Petroleum has mostly been recovered by oil drilling. Drilling is carried out after studies of structural geology, sedimentary basin analysis, and reservoir characterisation. Recent improvements to technologies have also led to exploitation of other unconventional reserves such as oil sands and oil shale. Once extracted, oil is refined and separated, most easily by distillation, into numerous products for direct use or use in manufacturing, such as gasoline (petrol), diesel and kerosene to asphalt and chemical reagents used to make plastics, pesticides and pharmaceuticals. Petroleum is used in manufacturing a wide variety of materials, and it is estimated that the world consumes about 100 million barrels each day. Petroleum production can be extremely profitable and has been important for economic development in the 20th century, with some countries, so called "oil states", gaining significant economic and international power because of their control of oil production.

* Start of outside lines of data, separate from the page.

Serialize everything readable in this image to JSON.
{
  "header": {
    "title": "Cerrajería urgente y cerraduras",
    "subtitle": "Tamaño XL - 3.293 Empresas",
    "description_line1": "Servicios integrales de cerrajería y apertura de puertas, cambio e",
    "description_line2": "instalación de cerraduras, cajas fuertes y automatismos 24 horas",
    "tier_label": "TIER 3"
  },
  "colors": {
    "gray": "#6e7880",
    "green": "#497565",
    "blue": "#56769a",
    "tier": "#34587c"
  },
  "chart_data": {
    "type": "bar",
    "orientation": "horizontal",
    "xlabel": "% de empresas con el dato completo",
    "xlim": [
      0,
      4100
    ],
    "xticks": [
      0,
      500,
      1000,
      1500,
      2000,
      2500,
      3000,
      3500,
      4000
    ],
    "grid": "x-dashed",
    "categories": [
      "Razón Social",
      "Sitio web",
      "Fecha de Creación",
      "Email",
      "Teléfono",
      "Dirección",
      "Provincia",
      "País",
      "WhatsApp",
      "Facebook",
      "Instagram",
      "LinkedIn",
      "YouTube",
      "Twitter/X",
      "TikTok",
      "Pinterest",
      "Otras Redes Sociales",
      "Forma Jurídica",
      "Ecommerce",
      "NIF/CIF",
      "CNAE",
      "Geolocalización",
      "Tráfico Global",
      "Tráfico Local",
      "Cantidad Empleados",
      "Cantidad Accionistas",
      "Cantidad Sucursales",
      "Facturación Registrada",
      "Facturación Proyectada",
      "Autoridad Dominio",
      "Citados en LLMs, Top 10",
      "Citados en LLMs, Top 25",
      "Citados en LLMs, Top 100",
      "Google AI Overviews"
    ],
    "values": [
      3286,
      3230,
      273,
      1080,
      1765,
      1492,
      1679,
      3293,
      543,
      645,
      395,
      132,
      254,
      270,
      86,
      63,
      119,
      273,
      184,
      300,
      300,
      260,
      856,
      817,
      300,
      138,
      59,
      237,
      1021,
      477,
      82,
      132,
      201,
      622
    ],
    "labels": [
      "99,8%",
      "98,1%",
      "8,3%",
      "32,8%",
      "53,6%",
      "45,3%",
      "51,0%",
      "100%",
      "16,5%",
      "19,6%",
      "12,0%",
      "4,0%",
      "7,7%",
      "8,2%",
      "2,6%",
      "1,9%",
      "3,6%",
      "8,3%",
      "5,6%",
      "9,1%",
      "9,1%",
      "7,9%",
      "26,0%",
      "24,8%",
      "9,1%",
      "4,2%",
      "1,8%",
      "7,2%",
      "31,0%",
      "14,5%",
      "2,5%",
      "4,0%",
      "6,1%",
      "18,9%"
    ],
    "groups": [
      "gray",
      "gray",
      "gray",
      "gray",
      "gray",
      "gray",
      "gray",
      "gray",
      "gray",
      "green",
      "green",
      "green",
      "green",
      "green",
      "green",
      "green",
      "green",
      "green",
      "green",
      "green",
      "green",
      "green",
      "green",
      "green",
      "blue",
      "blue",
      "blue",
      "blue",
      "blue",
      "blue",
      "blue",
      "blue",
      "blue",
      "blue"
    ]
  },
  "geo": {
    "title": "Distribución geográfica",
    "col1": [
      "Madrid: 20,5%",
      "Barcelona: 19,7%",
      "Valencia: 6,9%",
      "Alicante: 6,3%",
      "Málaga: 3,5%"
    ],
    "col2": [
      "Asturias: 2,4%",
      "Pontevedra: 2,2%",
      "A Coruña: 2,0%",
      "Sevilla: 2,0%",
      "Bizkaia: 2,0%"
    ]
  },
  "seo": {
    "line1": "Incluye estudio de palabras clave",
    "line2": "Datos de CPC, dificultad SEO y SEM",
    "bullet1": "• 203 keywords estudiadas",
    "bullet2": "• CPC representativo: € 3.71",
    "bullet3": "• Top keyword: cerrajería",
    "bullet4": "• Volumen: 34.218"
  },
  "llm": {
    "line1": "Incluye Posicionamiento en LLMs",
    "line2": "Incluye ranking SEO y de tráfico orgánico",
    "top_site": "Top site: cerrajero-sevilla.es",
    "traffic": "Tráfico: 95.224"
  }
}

Petroleum exploitation has significant negative environmental and social consequences. Most significantly, the consumption (e.g. refining and burning ) of petroleum fuels releases large quantities of greenhouse gases, and petroleum is one of the major contributors to climate change, and parts of the petroleum industry actively suppressed science and policy that aimed to prevent the climate crisis. Other negative environmental effects include the environmental impacts of exploration and exploitation of petroleum reserves, such as oil spills, and air and water pollution at the sites of utilization. All of these environmental impacts have direct health consequences for humans. Socially, oil has also been a source of conflict leading to both state-led-wars and other kinds of conflicts (for example, oil revenue funded the Islamic State of Iraq and the Levant). Production of petroleum is expected to reach peak oil before 2040 as global economies reduce dependencies on petroleum as part of climate change mitigation and a transition towards renewable energy and electrification. This is expected to have significant economic impacts that stakeholders argue need to be anticipated by a just transition and addressing the stranded assets of the petroleum industry.